Corinne (allant fermer la porte extérieure) : J'aurai son bronzage, c'est décidé.

(Surgissent les amis. Apparence colorée et soignée. Hommes à queue de cheval, femmes comme chauves avec des sortes de fibules perçant outre les oreilles les lèvres, le nez, les joues. Vêtements unisexes à bandes bleues, blanches et rouges avec des motifs sportifs, des noms d'universités américaines...)
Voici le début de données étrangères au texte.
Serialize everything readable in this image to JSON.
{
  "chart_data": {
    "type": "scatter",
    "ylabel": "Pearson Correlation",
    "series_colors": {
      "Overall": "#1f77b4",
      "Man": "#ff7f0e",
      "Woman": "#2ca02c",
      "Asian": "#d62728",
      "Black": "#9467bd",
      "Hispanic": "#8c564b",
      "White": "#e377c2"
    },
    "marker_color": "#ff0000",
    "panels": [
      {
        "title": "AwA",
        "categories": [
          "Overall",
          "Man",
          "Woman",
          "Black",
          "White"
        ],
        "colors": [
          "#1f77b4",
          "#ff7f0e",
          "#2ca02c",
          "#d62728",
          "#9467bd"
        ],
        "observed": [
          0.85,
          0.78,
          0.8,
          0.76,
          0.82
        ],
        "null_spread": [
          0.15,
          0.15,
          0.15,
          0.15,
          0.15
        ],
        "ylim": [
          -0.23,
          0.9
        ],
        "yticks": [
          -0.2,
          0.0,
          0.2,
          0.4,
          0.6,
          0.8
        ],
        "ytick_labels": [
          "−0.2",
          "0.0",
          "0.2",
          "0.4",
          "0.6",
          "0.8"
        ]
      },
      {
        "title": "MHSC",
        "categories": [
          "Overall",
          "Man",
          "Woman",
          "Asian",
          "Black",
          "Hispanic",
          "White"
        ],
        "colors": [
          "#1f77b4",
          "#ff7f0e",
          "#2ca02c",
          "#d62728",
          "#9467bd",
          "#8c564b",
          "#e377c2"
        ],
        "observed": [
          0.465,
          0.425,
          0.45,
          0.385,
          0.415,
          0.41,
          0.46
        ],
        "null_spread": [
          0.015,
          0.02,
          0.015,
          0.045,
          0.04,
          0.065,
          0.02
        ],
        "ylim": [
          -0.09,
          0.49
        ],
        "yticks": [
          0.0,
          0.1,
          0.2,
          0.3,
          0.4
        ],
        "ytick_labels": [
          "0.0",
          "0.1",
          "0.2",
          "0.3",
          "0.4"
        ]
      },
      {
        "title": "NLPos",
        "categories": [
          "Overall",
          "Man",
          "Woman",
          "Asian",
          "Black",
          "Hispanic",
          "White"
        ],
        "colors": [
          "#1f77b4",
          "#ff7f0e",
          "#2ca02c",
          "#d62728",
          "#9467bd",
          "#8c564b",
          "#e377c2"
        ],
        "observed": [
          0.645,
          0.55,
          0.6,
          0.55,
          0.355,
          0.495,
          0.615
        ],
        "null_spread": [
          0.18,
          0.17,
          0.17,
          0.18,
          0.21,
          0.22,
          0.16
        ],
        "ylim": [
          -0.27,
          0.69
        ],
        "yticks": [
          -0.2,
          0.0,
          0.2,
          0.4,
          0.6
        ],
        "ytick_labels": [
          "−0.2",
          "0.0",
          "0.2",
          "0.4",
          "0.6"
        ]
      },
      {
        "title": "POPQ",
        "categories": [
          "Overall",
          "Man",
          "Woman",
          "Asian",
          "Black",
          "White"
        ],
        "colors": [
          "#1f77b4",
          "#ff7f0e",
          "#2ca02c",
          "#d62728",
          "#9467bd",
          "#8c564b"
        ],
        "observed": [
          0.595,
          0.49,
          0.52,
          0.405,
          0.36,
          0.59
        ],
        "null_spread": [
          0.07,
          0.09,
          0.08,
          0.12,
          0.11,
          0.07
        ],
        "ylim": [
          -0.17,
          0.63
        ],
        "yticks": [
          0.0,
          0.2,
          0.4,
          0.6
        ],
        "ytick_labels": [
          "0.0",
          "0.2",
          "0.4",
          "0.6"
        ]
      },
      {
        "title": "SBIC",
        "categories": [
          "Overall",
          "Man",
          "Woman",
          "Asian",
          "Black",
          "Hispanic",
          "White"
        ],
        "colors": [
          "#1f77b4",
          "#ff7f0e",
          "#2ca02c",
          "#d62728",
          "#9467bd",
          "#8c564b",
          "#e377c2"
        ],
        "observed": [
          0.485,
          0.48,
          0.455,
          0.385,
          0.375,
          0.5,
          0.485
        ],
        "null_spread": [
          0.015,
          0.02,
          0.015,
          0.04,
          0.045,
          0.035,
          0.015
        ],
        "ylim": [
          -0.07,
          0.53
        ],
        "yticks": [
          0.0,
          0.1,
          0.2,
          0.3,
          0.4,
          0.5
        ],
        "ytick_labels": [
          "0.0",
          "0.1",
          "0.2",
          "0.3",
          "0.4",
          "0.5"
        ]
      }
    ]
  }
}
Zappy : Salut Coco.. Je viens pour que tu me souhaites mon anniversaire. (Comme elle sourit et va tenir les propos d'usage, il l'attrape et l'embrasse à pleine bouche.) Ah ... Où est Olaf ?

Corinne : Heureusement pas dans cette pièce.

Première Walkyrie du percing : Pourquoi ? Il n'aurait pas aimé ?

Deuxième Walkyrie : Et toi Coco ? Tu as aimé ?

Zappy : C'est mon anniversaire, tout est permis.

Troisième Walkyrie : J'aime pas tes anniversaires.

Corinne : Il va venir et je vais lui raconter.

Rony (moins baraqué, plus jeune que Zappy) : On lui cassera la gueule.

Deuxième Walkyrie : On lui mettra des fibules.

Corinne : C'est l'anniversaire de Zappy, pas le sien.

Zappy : Mais je veux que tout le monde en profite.

Corinne : Pour moi j'en ai assez profité... Je n'ai pas de champagne, je vous préviens, rien à offrir.

Zappy (la lutinant) : Tu devrais venir avec nous. Tu serais superbe en quatrième de mes Walkyries.

Corinne (fuyant) : J'aime être la first lady.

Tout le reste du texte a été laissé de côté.